La juez entendió que no iba a añadir más luz sobre el caso y que era innecesario alargar más aquel interrogatorio preliminar. A pesar de ello, quiso hacer una última puntualización.

—En estos momentos se están realizando las investigaciones pertinentes para corroborar si existe algún cadáver, como se deduce de sus palabras. Por el momento tendremos que custodiarlo hasta que se aclare el tema. En vista de la gravedad de los hechos, quedará retenido en la prisión de Poggioreale, en calidad de preso preventivo.

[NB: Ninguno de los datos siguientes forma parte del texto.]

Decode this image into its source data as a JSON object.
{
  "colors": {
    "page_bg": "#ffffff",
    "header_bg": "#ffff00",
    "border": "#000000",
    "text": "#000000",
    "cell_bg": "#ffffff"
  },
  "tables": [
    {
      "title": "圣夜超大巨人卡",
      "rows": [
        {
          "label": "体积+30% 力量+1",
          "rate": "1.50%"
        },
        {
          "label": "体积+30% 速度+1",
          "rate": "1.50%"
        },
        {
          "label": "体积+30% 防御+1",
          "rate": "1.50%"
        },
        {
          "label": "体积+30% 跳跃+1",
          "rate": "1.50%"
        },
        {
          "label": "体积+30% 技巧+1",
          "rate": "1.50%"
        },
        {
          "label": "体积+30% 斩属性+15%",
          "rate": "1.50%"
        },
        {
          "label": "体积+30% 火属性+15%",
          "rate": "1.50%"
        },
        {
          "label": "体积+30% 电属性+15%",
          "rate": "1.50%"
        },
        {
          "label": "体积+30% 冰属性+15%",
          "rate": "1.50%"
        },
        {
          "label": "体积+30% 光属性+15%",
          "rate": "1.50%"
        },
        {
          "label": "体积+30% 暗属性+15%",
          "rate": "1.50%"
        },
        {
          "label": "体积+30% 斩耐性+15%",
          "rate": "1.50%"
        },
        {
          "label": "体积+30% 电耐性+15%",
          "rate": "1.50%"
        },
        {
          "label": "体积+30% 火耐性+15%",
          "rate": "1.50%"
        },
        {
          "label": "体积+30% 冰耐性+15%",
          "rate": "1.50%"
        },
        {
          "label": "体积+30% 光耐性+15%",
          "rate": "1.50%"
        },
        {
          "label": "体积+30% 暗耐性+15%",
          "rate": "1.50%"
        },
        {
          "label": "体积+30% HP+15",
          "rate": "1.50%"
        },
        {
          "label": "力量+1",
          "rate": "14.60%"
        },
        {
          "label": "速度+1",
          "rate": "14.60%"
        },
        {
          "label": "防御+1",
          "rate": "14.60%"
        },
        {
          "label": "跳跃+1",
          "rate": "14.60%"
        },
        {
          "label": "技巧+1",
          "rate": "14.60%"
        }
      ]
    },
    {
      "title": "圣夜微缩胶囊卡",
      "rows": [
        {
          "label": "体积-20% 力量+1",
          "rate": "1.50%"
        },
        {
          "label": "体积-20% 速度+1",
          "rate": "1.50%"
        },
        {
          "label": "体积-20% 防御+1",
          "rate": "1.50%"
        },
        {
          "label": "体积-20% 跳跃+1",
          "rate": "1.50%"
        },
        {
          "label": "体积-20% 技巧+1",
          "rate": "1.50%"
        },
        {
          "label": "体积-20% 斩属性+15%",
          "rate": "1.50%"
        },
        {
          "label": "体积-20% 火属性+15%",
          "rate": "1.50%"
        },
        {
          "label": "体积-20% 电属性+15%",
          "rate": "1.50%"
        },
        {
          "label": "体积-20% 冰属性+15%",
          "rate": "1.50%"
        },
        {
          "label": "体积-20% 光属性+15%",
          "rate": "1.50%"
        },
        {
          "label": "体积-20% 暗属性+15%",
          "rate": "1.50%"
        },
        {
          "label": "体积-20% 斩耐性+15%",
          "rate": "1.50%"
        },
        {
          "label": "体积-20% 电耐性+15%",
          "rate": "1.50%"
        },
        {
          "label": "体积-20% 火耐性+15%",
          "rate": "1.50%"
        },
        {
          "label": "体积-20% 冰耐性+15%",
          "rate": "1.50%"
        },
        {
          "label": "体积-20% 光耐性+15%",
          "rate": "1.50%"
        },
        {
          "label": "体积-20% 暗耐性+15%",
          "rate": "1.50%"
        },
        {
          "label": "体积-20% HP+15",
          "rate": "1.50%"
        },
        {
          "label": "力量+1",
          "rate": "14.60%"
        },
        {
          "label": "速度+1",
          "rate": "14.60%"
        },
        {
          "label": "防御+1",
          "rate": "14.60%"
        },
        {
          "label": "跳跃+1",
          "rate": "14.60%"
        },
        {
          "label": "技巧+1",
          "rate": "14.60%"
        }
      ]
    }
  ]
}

Allí se le suministrará ropa adecuada si no puede disponer de la suya y entregará el resto de prendas manchadas para ser examinadas y utilizadas como prueba. Podrá realizar las llamadas pertinentes para contactar con un abogado y, en breve, le volveré a citar.

En aquel momento, la juez hizo una indicación al funcionario para hacer pasar a los carabineros que aguardaban fuera. Les entregó la orden de prisión preventiva y volvieron a esposarme para llevarme a la cárcel.

Mientras salíamos del edificio, mi mente hizo un barrido por los recuerdos de toda una vida, en especial por los que me habían llevado a esta situación. Ahora solo me quedaban los recuerdos, los únicos compañeros de los que podría disponer hasta que todo se aclarara.

Todo empezó hace unos meses, cuando inicié unas vacaciones después de la muerte de mi padre. El destino quiso que, cuando llegué a Nápoles, comenzara una nueva etapa con tantas emociones como siempre anhelé, aunque en aquel momento no sabía el precio que debería pagar por ellas.